I told him. I made it sound as ridiculous as possible, and as dangerous. I described the anorexia, the massive use of largely untested drugs that would have made the Institute illegal in the United States, the skepticism of most of the scientific community, the psychoses and death that had followed twin-trance research fifteen years earlier. Keith did not remember that—he had been eight years old—and I did not tell him that I had been one of the researchers. I did not tell him about the tapes of the shadowy third presence in Bohentin's holotanks. In every way I could, with every verbal subtlety at my use, I made the Institute sound crackpot, and dangerous, and ugly. As I spoke, I watched Keith's face, and sometimes it was mine, and sometimes the expression altered it into Devrie's. I saw bewilderment at her having chosen to enter the Institute, but not what I had hoped to see. Not scorn, not disgust.
When I had finished, he said, "But why did she think that I might want to
enter such a place as a twin subject?"
I had saved this for last. "Money. She'd buy you."
His hand, his third Scotch, went rigid. "Buy me."

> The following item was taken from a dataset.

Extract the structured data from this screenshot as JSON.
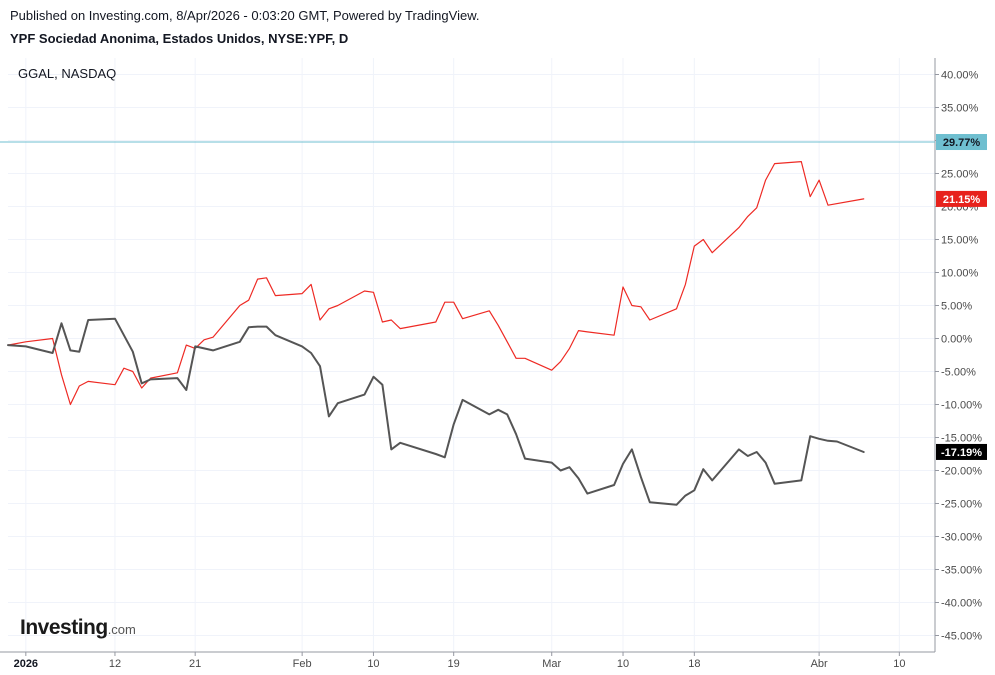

"It's the most accurate way to put it."
"What the hell made her think—" He mastered himself, not without effort. Not all the discussion of bodily risk had affected him as much as this mention of Devrie's money. He had a poor man's touchy pride. "She thinks of me as something to be bought."
I was carefully quiet.
"Damn her," he said. "Damn her." Then, roughly, "And I was actually considering—"

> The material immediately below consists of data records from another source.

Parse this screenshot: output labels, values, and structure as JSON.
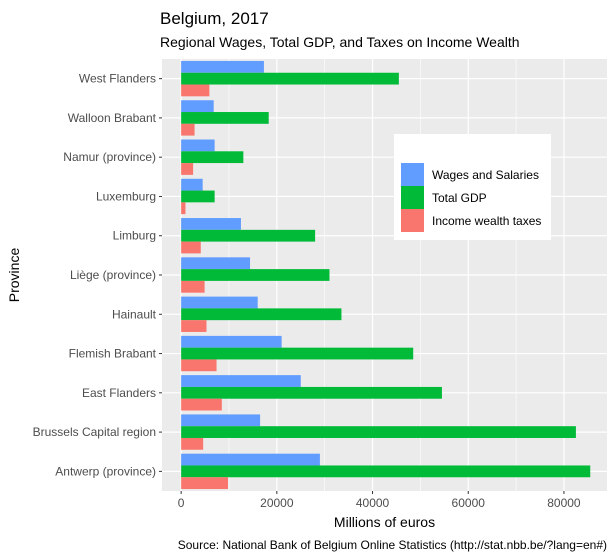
{
  "chart_data": {
    "type": "bar",
    "orientation": "horizontal",
    "title": "Belgium, 2017",
    "subtitle": "Regional Wages, Total GDP, and Taxes on Income Wealth",
    "xlabel": "Millions of euros",
    "ylabel": "Province",
    "caption": "Source: National Bank of Belgium Online Statistics (http://stat.nbb.be/?lang=en#)",
    "xlim": [
      -4000,
      89000
    ],
    "xticks": [
      0,
      20000,
      40000,
      60000,
      80000
    ],
    "grid": true,
    "legend_position": "right",
    "categories": [
      "Antwerp (province)",
      "Brussels Capital region",
      "East Flanders",
      "Flemish Brabant",
      "Hainault",
      "Liège (province)",
      "Limburg",
      "Luxemburg",
      "Namur (province)",
      "Walloon Brabant",
      "West Flanders"
    ],
    "series": [
      {
        "name": "Wages and Salaries",
        "color": "#619CFF",
        "values": [
          29000,
          16500,
          25000,
          21000,
          16000,
          14400,
          12500,
          4500,
          7000,
          6800,
          17300
        ]
      },
      {
        "name": "Total GDP",
        "color": "#00BA38",
        "values": [
          85500,
          82500,
          54500,
          48500,
          33500,
          31000,
          28000,
          7000,
          13000,
          18300,
          45500
        ]
      },
      {
        "name": "Income wealth taxes",
        "color": "#F8766D",
        "values": [
          9800,
          4600,
          8500,
          7400,
          5300,
          4900,
          4100,
          900,
          2500,
          2800,
          5900
        ]
      }
    ]
  }
}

I caught my breath. "Considering the Institute? After what I've just told you? How in hell could you? And you said, I remember, that your background was not religious!"
"It's not. But I… I've wondered." And in the sudden turn of his head away from me so that I wouldn't see the sudden rapt hopelessness in his eyes, in the defiant set of his shoulders, I read more than in his banal words, and more than he could know. Devrie's look, Devrie's wishfulness, feeding on air. The weariness and anger, checked before, flooded me again and I lashed out at him.
"Then go ahead and fly to Dominica to enter the Institute yourself!"
^^^
He said nothing. But from something—his expression as he stared into his glass, the shifting of his body—I suddenly knew that he could not afford the trip.
I said, "So you fancy yourself as a believer?"
"No. A believer manque." From the way he said it, I knew that he had said it before, perhaps often, and that the phrase stirred some hidden place in his imagination.
"What is wrong with you," I said, "with people like you, that the human world is not enough?"
"What is wrong with people like you, that it is?" he said, and this time he laughed and raised his eyebrows in a little mockery that shut me out from this place beyond reason, this glittering escape. I knew then that somehow or other, sometime or other, despite all I had said, Keith would go to Dominica.
I poured him another Scotch. As deftly as I could, I led the conversation into other, lighter directions. I asked about his childhood. At first stiffly, then more easily as time and Scotch loosened him, he talked about growing up in the Berkshire Hills. He became more light-hearted, and under my interest turned both shrewd and funny, with a keen sense of humor. His thick brown hair fell over his forehead. I laughed with him, and broke out a bottle of good port. He talked about amateur plays he had acted in; his enthusiasm increased as his coherence decreased. Enthusiasm, humor, thick brown hair. I smoothed the hair back from his forehead. Far into the night I pulled the drapes back from the window and we stood together and looked at the lights of the dying city ten stories below. Fog rolled in from the sea. Keith insisted we open the doors and stand on the balcony; he had never smelled fog tinged with the ocean. We smelled the night, and drank some more, and talked, and laughed.